Il rischio che con l’aumento della temperatura media globale a 1,5° o più verosimilmente a 2° e anche più, se si continuasse ad inquinare alla velocità attuale, molte città e molti territori possano finire sott’acqua – per l’innalzamento dei mari – è molto concreto. Come assai probabile, tra gli effetti del medesimo fenomeno, è che le città diventino invivibili per l’eccessivo surriscaldamento e per le isole di calore che le attraverserebbero.

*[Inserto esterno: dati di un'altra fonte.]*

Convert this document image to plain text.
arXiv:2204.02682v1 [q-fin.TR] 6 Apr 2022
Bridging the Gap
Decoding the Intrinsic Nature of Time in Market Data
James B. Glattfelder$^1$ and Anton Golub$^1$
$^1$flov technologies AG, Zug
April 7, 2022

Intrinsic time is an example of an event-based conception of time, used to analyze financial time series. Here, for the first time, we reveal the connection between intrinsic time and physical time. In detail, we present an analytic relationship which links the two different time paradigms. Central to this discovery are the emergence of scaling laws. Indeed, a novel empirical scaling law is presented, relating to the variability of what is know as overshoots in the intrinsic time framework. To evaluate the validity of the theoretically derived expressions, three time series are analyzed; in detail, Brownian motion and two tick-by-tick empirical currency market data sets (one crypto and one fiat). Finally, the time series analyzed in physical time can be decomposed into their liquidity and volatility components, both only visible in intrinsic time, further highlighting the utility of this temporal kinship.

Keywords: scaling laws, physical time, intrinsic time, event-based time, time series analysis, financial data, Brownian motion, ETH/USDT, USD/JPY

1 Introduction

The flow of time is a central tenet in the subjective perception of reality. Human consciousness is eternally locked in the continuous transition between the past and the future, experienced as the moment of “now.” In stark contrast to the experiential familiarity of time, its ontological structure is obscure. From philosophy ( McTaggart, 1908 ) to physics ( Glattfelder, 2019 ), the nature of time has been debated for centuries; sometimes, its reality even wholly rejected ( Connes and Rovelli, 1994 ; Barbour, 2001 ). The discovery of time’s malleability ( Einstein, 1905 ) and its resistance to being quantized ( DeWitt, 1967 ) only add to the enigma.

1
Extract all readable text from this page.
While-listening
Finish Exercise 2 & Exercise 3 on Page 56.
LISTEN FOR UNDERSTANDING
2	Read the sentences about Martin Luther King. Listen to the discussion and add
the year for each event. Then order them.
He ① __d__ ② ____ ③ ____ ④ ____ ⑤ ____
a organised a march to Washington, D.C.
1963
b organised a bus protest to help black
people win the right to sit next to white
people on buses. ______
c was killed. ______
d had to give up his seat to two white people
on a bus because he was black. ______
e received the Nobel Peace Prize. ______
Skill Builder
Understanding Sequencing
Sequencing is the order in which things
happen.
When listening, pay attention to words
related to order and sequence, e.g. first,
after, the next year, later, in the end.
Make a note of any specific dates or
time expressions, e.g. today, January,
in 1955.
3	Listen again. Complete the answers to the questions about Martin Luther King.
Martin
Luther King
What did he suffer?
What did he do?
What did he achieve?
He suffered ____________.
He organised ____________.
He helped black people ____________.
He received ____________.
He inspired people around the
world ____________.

Ancor più, tutto questo potrebbe avvenire in città che entro il 2050 rischiano di ospitare, secondo le previsioni delle Nazioni Unite, almeno il 70% della popolazione mondiale, con un incremento notevole di complessità socio-antropologiche ed ecologiche-economiche da affrontare, in modo particolare secondo i paradigmi della sostenibilità e i dettami della conversione ecologica o dell’economia circolare.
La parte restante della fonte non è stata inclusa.